Tuesday, October 2, 2007

Why I Coach

“What do you want to be when you grow up?” someone asked me.

“A swimming coach,” I said.

“Ryan, you’re smart. You should go do something worthwhile like cure cancer or solve global warming.” My classmate's words stung.

I was a senior in high school and had made up my mind the career path I wanted to take. Several of my classmates scoffed at my answer to the question, conjuring up stereotypical images of a swimming coach- a fat guy with a clipboard, a stopwatch, and a whistle sitting in a chair. “Is that really what you want to be?”

I don’t remember my exact answer to that question, but I knew that I had found the vocation that I would passionately pursue from that day forward – to be a swimming coach.
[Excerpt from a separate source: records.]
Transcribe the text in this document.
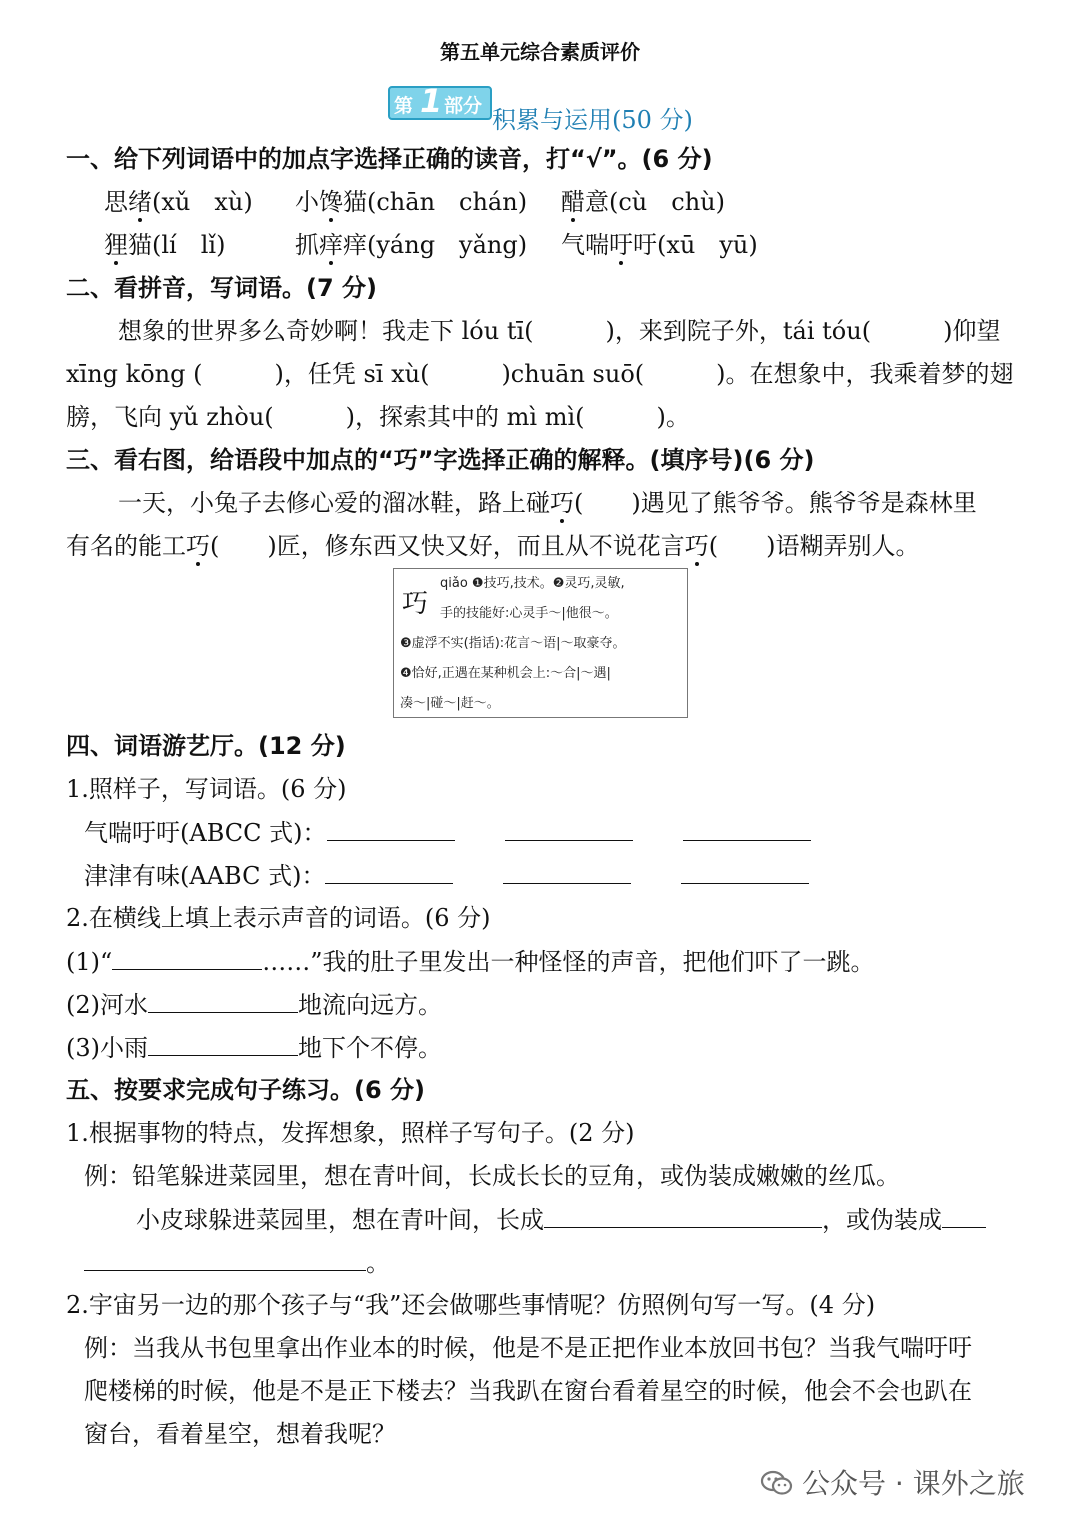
第五单元综合素质评价
第 1 部分 积累与运用(50 分)
一、给下列词语中的加点字选择正确的读音，打“√”。(6 分)
思绪(xǔ　xù) 小馋猫(chān　chán) 醋意(cù　chù)
狸猫(lí　lǐ)	抓痒痒(yáng　yǎng) 气喘吁吁(xū　yū)
二、看拼音，写词语。(7 分)
想象的世界多么奇妙啊！我走下 lóu tī(	)，来到院子外，tái tóu(	)仰望
xīng kōng (	)，任凭 sī xù(	)chuān suō(	)。在想象中，我乘着梦的翅
膀，飞向 yǔ zhòu(	)，探索其中的 mì mì(	)。
三、看右图，给语段中加点的“巧”字选择正确的解释。(填序号)(6 分)
一天，小兔子去修心爱的溜冰鞋，路上碰巧(　　)遇见了熊爷爷。熊爷爷是森林里
有名的能工巧(　　)匠，修东西又快又好，而且从不说花言巧(　　)语糊弄别人。
巧
qiǎo ❶技巧,技术。❷灵巧,灵敏,
手的技能好:心灵手～|他很～。
❸虚浮不实(指话):花言～语|～取豪夺。
❹恰好,正遇在某种机会上:～合|～遇|
凑～|碰～|赶～。
四、词语游艺厅。(12 分)
1.照样子，写词语。(6 分)
气喘吁吁(ABCC 式)：
津津有味(AABC 式)：
2.在横线上填上表示声音的词语。(6 分)
(1)“	……”我的肚子里发出一种怪怪的声音，把他们吓了一跳。
(2)河水	地流向远方。
(3)小雨	地下个不停。
五、按要求完成句子练习。(6 分)
1.根据事物的特点，发挥想象，照样子写句子。(2 分)
例：铅笔躲进菜园里，想在青叶间，长成长长的豆角，或伪装成嫩嫩的丝瓜。
小皮球躲进菜园里，想在青叶间，长成	，或伪装成
。
2.宇宙另一边的那个孩子与“我”还会做哪些事情呢？仿照例句写一写。(4 分)
例：当我从书包里拿出作业本的时候，他是不是正把作业本放回书包？当我气喘吁吁
爬楼梯的时候，他是不是正下楼去？当我趴在窗台看着星空的时候，他会不会也趴在
窗台，看着星空，想着我呢？
公众号 · 课外之旅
I didn’t want to be the kind of coach my friends were imagining, but much more than that.

The reason I began coaching is because of my swimming coach. Though I swam for him for less than two years, I was transformed by the experience. I learned the value of discipline, the joy of effort, and the meaning of pain. I discovered that when I set an objective, I could surely reach it no matter how far off it seemed. My coach had such an impact on my life, that I felt called to have the same impact on others’.

“Why do you coach?” read the hand-written note card last Monday during a sit-down talk with the Senior I group. The question stared back at me. I had put considerable thought into that same question many times, particularly when I left Florida to come to Chapel Hill. Not since that day in high school had the situation called for me to articulate my answer as clearly as I hoped to then. My answer was this:

I coach because I enjoy it. I coach for that moment when the hand touches the wall, the scoreboard screams victory, and the swimmer’s face says the hardship has all been worth it. I coach for the chance to fail and the opportunity to succeed. I coach for the people I grow to know and the relationships I have made. I coach for the opportunity to show a swimmer that he is capable of so much more than he thought. For the chance to be for someone else what my coach was to me – a motivator and a mentor.

Early in the movie The Gladiator, the Roman general Maximus seeks to rally his soldiers before battle. Shouting to the masses before leading them to certain death and destruction, he proclaims that “what we do in life echoes in eternity.” For me, that quote put into words the value of my chosen career. I had the privilege of learning firsthand the impact on a life that a coach can have - the personal empowerment and confidence that can be discovered within one’s self and lead to a lifetime of achievement. That is the essence of coaching for me – to show young people what personal discipline, effort, and courage can achieve and then sending them on their way. It is much more than just swimming. If I can affect someone’s life for the better, I believe my efforts can echo in eternity and have lasting impact on the world.